The seeds can be saved and planted next year to grow more plants, or we can roast and eat them. Today we will scoop out the seeds and learn how to save them for next year. Once the seeds are removed, we will cut our squash into cube size pieces and follow the recipe to make a delicious dish. Practice using the Bear Claw technique when cutting today to keep fingers safe. (Demonstrate)
Let’s get cooking!
Procedures / Activities
Prep: peel and split open one butternut squash per station, provide one unprepped squash for observation.
- Welcome students outside the kitchen. Instruct them to wash hands and take a seat.
- Introduce the Recipe of the Month, making connections to curriculum and seasonality.
- Review knife safefy. The bearclaw technique is recommended.
- Squash is cut into cube shapes, spices and remaining ingredients are added.
- After all students have finished and the squash is on baking trays place them in the oven.
- While the squash is roasting, students learn how to save the seeds. They remove any pulp and rinse (students can rinse with a strainer and bowl at tables or use sink) cleaned seeds are placed on trays to dry.
- Students return to seats and set tables.
- Optional: serve with pumpkin seeds.
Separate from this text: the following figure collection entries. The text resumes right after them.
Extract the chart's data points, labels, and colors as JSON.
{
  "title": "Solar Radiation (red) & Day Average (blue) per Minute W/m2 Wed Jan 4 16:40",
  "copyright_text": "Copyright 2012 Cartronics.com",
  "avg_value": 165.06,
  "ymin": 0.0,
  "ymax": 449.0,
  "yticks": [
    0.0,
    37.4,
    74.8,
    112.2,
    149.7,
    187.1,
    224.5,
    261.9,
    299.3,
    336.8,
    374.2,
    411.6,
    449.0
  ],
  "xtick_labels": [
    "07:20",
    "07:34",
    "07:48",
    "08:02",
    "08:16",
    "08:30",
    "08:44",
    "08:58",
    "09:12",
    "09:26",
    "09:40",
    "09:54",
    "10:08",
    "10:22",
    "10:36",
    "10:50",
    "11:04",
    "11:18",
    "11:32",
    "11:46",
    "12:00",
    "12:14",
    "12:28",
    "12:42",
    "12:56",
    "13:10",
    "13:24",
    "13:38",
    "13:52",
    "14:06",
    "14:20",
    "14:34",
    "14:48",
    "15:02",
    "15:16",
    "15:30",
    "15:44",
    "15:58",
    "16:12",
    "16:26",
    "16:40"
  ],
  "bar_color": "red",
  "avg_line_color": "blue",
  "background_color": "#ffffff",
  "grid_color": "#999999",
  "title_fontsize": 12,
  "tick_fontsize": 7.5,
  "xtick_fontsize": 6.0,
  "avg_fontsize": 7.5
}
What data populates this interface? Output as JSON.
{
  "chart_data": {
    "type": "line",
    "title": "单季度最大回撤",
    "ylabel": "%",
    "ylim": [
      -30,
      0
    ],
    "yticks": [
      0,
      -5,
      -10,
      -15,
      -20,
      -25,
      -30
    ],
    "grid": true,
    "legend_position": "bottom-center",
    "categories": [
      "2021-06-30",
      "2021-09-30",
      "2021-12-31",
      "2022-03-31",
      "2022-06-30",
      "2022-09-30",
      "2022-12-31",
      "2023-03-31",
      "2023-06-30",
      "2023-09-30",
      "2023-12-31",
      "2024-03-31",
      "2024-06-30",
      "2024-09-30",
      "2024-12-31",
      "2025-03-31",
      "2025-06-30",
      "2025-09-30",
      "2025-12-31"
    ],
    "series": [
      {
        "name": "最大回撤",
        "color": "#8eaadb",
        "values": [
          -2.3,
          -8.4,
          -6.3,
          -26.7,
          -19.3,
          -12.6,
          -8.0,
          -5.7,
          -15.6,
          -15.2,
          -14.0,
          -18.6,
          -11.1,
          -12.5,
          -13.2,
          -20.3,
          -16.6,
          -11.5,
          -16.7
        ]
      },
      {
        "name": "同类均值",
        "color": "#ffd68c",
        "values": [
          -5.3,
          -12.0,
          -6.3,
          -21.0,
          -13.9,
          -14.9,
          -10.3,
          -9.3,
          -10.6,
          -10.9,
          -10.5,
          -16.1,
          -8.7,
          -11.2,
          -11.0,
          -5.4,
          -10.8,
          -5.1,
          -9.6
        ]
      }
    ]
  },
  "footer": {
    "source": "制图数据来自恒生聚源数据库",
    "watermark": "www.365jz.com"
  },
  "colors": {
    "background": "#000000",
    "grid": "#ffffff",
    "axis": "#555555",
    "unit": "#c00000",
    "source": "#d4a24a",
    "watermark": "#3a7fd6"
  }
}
Eat and enjoy!
After ending with a tasting allow students time to vote on whether they simply “like it, loved it, or tried it.”
Add an exit ticket to assess student comprehension of teaching objectives.
Extensions / Adaptations / Games
- Students can tour garden and harvest squash where available
- Students can bring recipe cards home and prepare dish with their families
- Lower grades can connect to math by estimating how many seeds are in each squash then counting the seed on the trays and comparing the difference
- Grades covering 3D shapes can explore cubes and brainstorm other 3D shapes
- Seeds can be dried and stored for follow up lesson on preparing roasted seeds
- Follow up with lessons on different types of seed saving
Assessments / Successes / Challenges
This is a simple recipe but cutting the squash with butter knives can be challenging for younger students.